Human milk banking has been available in many countries for the last three decades. The milk provided from milk banking is predominantly term breast milk, but some milk banks provide preterm breast milk. There are a number of differences between donor term and donor preterm human milk.
To determine the effect of banked donor preterm milk compared with banked donor term milk regarding growth and developmental outcomes in very low birth weight infants (infants weighing less than 1500 grams).
We used the standard search strategy of Cochrane Neonatal to search the Cochrane Central Register of Controlled Trials (CENTRAL 2018, Issue 7), MEDLINE via PubMed (1966 to 23 October 2018), Embase (1980 to 23 October 2018), and CINAHL (1982 to 23 October 2018). We also searched clinical trial databases, conference proceedings, and the reference lists of retrieved articles for randomised controlled trials and quasi‐randomised trials.
Randomised and quasi‐randomised trials comparing banked donor preterm milk with banked donor term milk regarding growth and developmental outcomes in very low birth weight infants.
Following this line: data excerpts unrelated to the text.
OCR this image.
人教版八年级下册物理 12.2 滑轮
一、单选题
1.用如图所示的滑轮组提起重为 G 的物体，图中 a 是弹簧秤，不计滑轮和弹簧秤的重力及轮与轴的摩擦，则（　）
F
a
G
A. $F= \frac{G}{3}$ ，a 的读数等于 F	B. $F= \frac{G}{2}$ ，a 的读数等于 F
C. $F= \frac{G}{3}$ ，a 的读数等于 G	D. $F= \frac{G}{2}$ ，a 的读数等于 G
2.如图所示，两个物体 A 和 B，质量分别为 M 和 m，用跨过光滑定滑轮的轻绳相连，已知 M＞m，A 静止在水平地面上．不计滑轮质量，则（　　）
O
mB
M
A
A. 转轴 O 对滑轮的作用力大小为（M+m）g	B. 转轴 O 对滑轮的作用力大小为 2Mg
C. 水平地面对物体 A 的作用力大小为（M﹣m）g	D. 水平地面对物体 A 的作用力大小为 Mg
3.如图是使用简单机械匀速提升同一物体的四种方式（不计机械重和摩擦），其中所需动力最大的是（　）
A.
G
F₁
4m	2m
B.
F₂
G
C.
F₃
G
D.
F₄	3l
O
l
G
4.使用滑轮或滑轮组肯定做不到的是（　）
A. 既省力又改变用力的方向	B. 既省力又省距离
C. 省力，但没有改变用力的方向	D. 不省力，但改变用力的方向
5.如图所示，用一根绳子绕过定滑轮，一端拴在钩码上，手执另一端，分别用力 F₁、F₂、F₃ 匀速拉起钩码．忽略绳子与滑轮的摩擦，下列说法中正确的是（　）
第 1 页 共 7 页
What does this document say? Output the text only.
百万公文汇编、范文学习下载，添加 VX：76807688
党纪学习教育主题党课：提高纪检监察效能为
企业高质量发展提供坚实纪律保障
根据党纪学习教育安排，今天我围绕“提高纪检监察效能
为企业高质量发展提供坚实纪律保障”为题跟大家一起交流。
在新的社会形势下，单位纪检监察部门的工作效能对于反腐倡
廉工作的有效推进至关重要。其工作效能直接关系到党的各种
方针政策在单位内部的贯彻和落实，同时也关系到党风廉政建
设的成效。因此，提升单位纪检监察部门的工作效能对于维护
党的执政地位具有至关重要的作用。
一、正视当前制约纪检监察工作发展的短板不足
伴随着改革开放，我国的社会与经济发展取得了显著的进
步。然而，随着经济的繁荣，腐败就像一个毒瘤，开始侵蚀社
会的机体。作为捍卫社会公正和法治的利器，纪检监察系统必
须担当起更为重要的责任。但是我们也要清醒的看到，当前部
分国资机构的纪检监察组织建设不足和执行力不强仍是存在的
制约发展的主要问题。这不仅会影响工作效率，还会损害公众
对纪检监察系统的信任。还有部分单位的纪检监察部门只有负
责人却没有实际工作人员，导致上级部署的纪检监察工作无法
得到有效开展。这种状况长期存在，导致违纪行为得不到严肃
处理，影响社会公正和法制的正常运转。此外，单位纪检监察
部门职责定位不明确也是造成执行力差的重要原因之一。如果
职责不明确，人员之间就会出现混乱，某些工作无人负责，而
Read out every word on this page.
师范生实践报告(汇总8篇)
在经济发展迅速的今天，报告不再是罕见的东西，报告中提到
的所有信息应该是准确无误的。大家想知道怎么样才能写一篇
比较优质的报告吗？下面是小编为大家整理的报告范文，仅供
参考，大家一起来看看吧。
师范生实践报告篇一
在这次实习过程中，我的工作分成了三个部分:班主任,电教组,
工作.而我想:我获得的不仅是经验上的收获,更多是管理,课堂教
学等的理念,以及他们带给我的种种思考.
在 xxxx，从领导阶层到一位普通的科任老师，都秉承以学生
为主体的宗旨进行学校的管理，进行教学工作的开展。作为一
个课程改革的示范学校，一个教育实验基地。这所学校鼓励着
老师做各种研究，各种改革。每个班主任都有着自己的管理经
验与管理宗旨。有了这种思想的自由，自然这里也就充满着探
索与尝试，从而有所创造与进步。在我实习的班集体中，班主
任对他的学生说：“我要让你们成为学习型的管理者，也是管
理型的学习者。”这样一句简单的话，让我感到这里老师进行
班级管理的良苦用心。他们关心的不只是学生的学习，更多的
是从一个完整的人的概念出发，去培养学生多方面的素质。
Data collection and analysis
We planned to perform assessment of methodology regarding blinding of randomisation, intervention and outcome measurements as well as completeness of follow‐up. We planned to evaluate treatment effect using a fixed‐effect model using relative risk (RR), relative risk reduction, risk difference (RD) and number needed to treat for an additional beneficial outcome (NNTB) or the number needed to treat for an additional harmful outcome (NNTH) for categorical data; and using mean, standard deviation and weighted mean difference (WMD) for continuous data. We planned to use the GRADE approach to assess the quality of evidence.
No studies met the inclusion criteria.
We found no evidence to support or refute the effect of banked donor preterm milk compared to banked term milk regarding growth and developmental outcomes in very low birth weight infants.